At the present time, however, glycerol which is utilized as the emulsion fluid, is considered a hazardous material, requiring an environmental impact statement for any technique which ejects or utilizes glycerol as a drag reducing agent. This is operationally as well as cost prohibitive, and has lead to a requirement for mixing the polymer directly into the carrier fluid which in many cases is fresh water.
In the direct mixing prior art, the mixing of the polymer has been accomplished by mixing the polymer powder with water by hand, carefully and slowly stirring the solution until the necessary concentration was reached. This is extremely difficult because for a uniformly distributed solution of concentrated polymer and water, the local molecular concentration during mixing cannot exceed 1% percent at anytime. When the local concentration exceeds 1%, the polymer coagulates into a very viscus gum which will not dissolve easily into the solution without employing high shear mixing techniques.
The drag reducing effectiveness of the polymer depends on the high molecular weight, or size, of the long chain polymer molecules. If the long chains are broken, as can occur through high shear mixing, the drag reducing performance of the solution is drastically diminished.

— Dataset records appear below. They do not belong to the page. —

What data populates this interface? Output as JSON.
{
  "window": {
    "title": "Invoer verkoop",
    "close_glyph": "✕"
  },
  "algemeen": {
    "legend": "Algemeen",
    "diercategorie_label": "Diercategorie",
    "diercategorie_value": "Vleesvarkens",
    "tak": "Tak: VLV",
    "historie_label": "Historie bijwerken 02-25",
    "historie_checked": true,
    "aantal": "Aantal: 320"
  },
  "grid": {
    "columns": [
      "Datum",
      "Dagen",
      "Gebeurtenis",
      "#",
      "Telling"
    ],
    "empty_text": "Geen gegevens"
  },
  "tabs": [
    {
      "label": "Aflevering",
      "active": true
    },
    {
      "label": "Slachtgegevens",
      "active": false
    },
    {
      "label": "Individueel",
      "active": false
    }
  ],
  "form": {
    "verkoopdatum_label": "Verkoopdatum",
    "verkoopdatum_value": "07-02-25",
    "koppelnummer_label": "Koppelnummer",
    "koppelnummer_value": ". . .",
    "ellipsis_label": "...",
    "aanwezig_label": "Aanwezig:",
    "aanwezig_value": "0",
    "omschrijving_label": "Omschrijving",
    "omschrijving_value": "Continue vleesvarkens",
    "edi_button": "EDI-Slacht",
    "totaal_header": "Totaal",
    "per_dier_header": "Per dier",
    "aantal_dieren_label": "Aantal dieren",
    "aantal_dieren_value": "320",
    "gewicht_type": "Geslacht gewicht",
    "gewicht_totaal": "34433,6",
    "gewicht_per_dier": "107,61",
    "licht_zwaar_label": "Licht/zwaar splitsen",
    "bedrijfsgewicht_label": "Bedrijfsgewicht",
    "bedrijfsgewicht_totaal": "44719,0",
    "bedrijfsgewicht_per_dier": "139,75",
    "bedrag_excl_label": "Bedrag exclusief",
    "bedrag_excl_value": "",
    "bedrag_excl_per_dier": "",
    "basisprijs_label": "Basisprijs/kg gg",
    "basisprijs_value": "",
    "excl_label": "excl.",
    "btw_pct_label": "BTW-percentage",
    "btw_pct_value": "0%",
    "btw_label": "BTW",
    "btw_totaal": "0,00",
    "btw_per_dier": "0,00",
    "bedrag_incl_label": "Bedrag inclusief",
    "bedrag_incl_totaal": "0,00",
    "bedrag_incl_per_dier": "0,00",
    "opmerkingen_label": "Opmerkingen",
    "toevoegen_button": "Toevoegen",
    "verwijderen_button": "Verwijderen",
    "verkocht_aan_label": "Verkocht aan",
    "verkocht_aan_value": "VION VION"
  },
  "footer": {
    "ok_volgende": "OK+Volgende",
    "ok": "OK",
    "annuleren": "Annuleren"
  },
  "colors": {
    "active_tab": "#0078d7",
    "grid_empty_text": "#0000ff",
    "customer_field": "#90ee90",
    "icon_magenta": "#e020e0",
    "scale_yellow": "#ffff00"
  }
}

Hence, there is a need for a low shear, WSR polymer water mixing device and method which can disburse the polymer more sufficiently to keep local molecular concentration below 1%.
Prior art devices and methods for directly mixing powders or suitable water soluble resin polymers into water include U.S. Pat. No. 4,077,612 which pre-wet the resin powder in a turbulent pre-wetting chamber, and then discharge the wetted resin into a mixing vat above the surface of the water, such that the wetted resin falls down into the water.
Another prior art device and method includes the type disclosed in U.S. Pat. No. 3,752,446 which completely dissolves the resin in turbulent mixing chambers by providing a stream of air carrying resin particles which is turbulently carried in a spray of water.
A further prior art device such as disclosed in U.S. Pat. No. 4,685,810, by Sakuichi, et al. uses a high pressure air feed to feed the powder resin into a water vat below the surface of the water using high pressure jets. The high pressure jets inject the powder resin into the water and agitate the water to mix the resin with the water. A single, high pressure jet is not sufficient, however, to assure local concentrations do not exceed 1%. In addition, at high polymer concentrations, Non-Newton effects reduce air bubble breakdown, allowing dry powder to escape through the upper surface. This requires additional low level agitation and an evenly distributed array of turbulent jets in the tank.
Due to the violently turbulent nature of the mixing of the above prior art devices, high sheer stresses are created that breakdown the long chains of polymers in the resin resulting in a solution with drastically diminished drag reducing capabilities.